Mais do que qualquer coisa, queria alcançá-la ou apagá-la de vez. Não sabia o que acontecia dentro de si, não sabia onde tudo aquilo o levaria, mas sabia o que estava rodando na mente agora, o que estava gritando a plenos pulmões.

Uma voz que só ele escutava, dentro de si, fazendo cada fibra, cada músculo, cada fração de sua alma vibrarem como cordas de um violão.

Vira as lágrimas rolarem pelo rosto alvo. Tão suavemente, caindo e pingando da ponta do queixo. Vira a dor e o vazio, e como uma doença contagiosa, aquilo o apossou tão rapidamente que foi quase imperceptível. Se não fosse pela sensação esmagadora que sentia agora, não fosse pela nítida impressão de que era tarde demais.

Tarde demais para se arrepender. Tarde demais para querer mudar o imutável.

Alexsander olhou para o relógio na parede do enorme cômodo mais uma vez. Ele já esperava ha vinte minutos e se levantou tendo a certeza que Awa sequer havia saído do quarto.

A caminhada pelos corredores lembrou uma marcha, conforme atravessava o castelo até os aposentos da garota.

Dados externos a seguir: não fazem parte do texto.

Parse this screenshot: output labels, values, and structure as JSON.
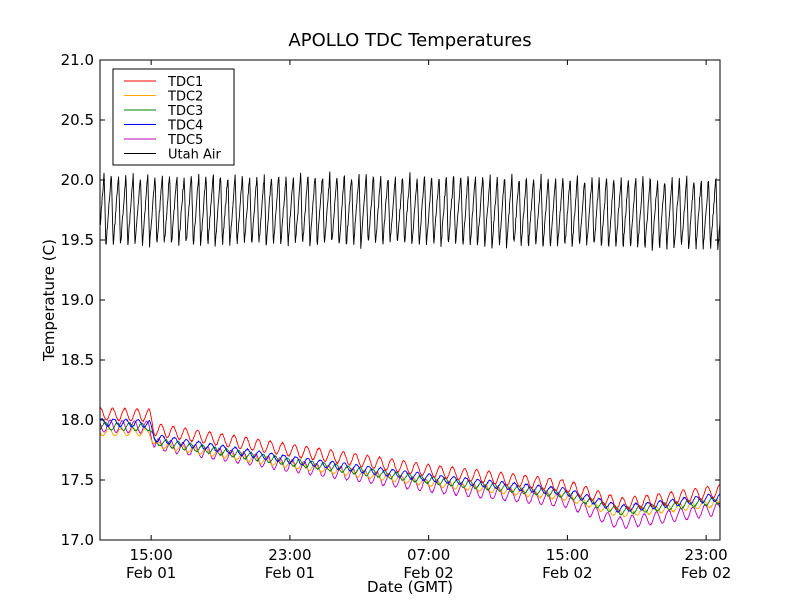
{
  "chart_data": {
    "type": "line",
    "title": "APOLLO TDC Temperatures",
    "xlabel": "Date (GMT)",
    "ylabel": "Temperature (C)",
    "xlim_hours_from_feb01_00": [
      12.05,
      47.8
    ],
    "ylim": [
      17.0,
      21.0
    ],
    "yticks": [
      17.0,
      17.5,
      18.0,
      18.5,
      19.0,
      19.5,
      20.0,
      20.5,
      21.0
    ],
    "ytick_labels": [
      "17.0",
      "17.5",
      "18.0",
      "18.5",
      "19.0",
      "19.5",
      "20.0",
      "20.5",
      "21.0"
    ],
    "xticks": [
      {
        "hours": 15,
        "time": "15:00",
        "date": "Feb 01"
      },
      {
        "hours": 23,
        "time": "23:00",
        "date": "Feb 01"
      },
      {
        "hours": 31,
        "time": "07:00",
        "date": "Feb 02"
      },
      {
        "hours": 39,
        "time": "15:00",
        "date": "Feb 02"
      },
      {
        "hours": 47,
        "time": "23:00",
        "date": "Feb 02"
      }
    ],
    "grid": false,
    "legend_position": "top-left",
    "series": [
      {
        "name": "TDC1",
        "color": "#ff0000",
        "trend": [
          [
            12.05,
            18.05
          ],
          [
            14.9,
            18.04
          ],
          [
            15.2,
            17.92
          ],
          [
            23,
            17.75
          ],
          [
            31,
            17.58
          ],
          [
            39,
            17.45
          ],
          [
            42,
            17.3
          ],
          [
            44,
            17.33
          ],
          [
            47.8,
            17.41
          ]
        ],
        "amplitude_C": 0.05,
        "period_hours": 0.7
      },
      {
        "name": "TDC2",
        "color": "#ffa500",
        "trend": [
          [
            12.05,
            17.9
          ],
          [
            14.9,
            17.9
          ],
          [
            15.2,
            17.8
          ],
          [
            23,
            17.63
          ],
          [
            31,
            17.48
          ],
          [
            39,
            17.36
          ],
          [
            42,
            17.22
          ],
          [
            44,
            17.25
          ],
          [
            47.8,
            17.31
          ]
        ],
        "amplitude_C": 0.03,
        "period_hours": 0.7
      },
      {
        "name": "TDC3",
        "color": "#008000",
        "trend": [
          [
            12.05,
            17.95
          ],
          [
            14.9,
            17.94
          ],
          [
            15.2,
            17.82
          ],
          [
            23,
            17.65
          ],
          [
            31,
            17.5
          ],
          [
            39,
            17.38
          ],
          [
            42,
            17.24
          ],
          [
            44,
            17.27
          ],
          [
            47.8,
            17.33
          ]
        ],
        "amplitude_C": 0.03,
        "period_hours": 0.7
      },
      {
        "name": "TDC4",
        "color": "#0000ff",
        "trend": [
          [
            12.05,
            17.98
          ],
          [
            14.9,
            17.97
          ],
          [
            15.2,
            17.85
          ],
          [
            23,
            17.67
          ],
          [
            31,
            17.52
          ],
          [
            39,
            17.4
          ],
          [
            42,
            17.26
          ],
          [
            44,
            17.29
          ],
          [
            47.8,
            17.36
          ]
        ],
        "amplitude_C": 0.03,
        "period_hours": 0.7
      },
      {
        "name": "TDC5",
        "color": "#bf00bf",
        "trend": [
          [
            12.05,
            17.95
          ],
          [
            14.9,
            17.94
          ],
          [
            15.2,
            17.8
          ],
          [
            23,
            17.62
          ],
          [
            31,
            17.45
          ],
          [
            39,
            17.32
          ],
          [
            42,
            17.14
          ],
          [
            44,
            17.18
          ],
          [
            47.8,
            17.26
          ]
        ],
        "amplitude_C": 0.05,
        "period_hours": 0.7
      },
      {
        "name": "Utah Air",
        "color": "#000000",
        "trend": [
          [
            12.05,
            19.75
          ],
          [
            30,
            19.75
          ],
          [
            47.8,
            19.72
          ]
        ],
        "amplitude_C": 0.3,
        "period_hours": 0.42
      }
    ]
  }
}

― Você não vai tomar café? ― Brandiu. Os olhos fixos na porta e os ouvidos presos na respiração que oscilava terrivelmente do outro lado. ― Vamos, Awa...

Mas o silêncio que durou longos minutos o fez sair dali, perturbado, ordenando a Martha que deixasse algo ao pé da porta para a menina comer.

Enfiou-se na oficina até o almoço onde foi completamente ignorado e exatamente como nas duas refeições, a janta sequer foi tocada por nenhum dos dois.

Na madrugada, já sem rumo para os próprios pensamentos, Alexsander abriu a garrafa de conhaque. Não bebia álcool há pelo menos meio século. Não apreciava o sabor, nem os efeitos. Mas sentimentos desesperados exigiam medidas desesperadas.

Ele colocou o líquido dourado no copo e sentou-se diante da lareira, na biblioteca.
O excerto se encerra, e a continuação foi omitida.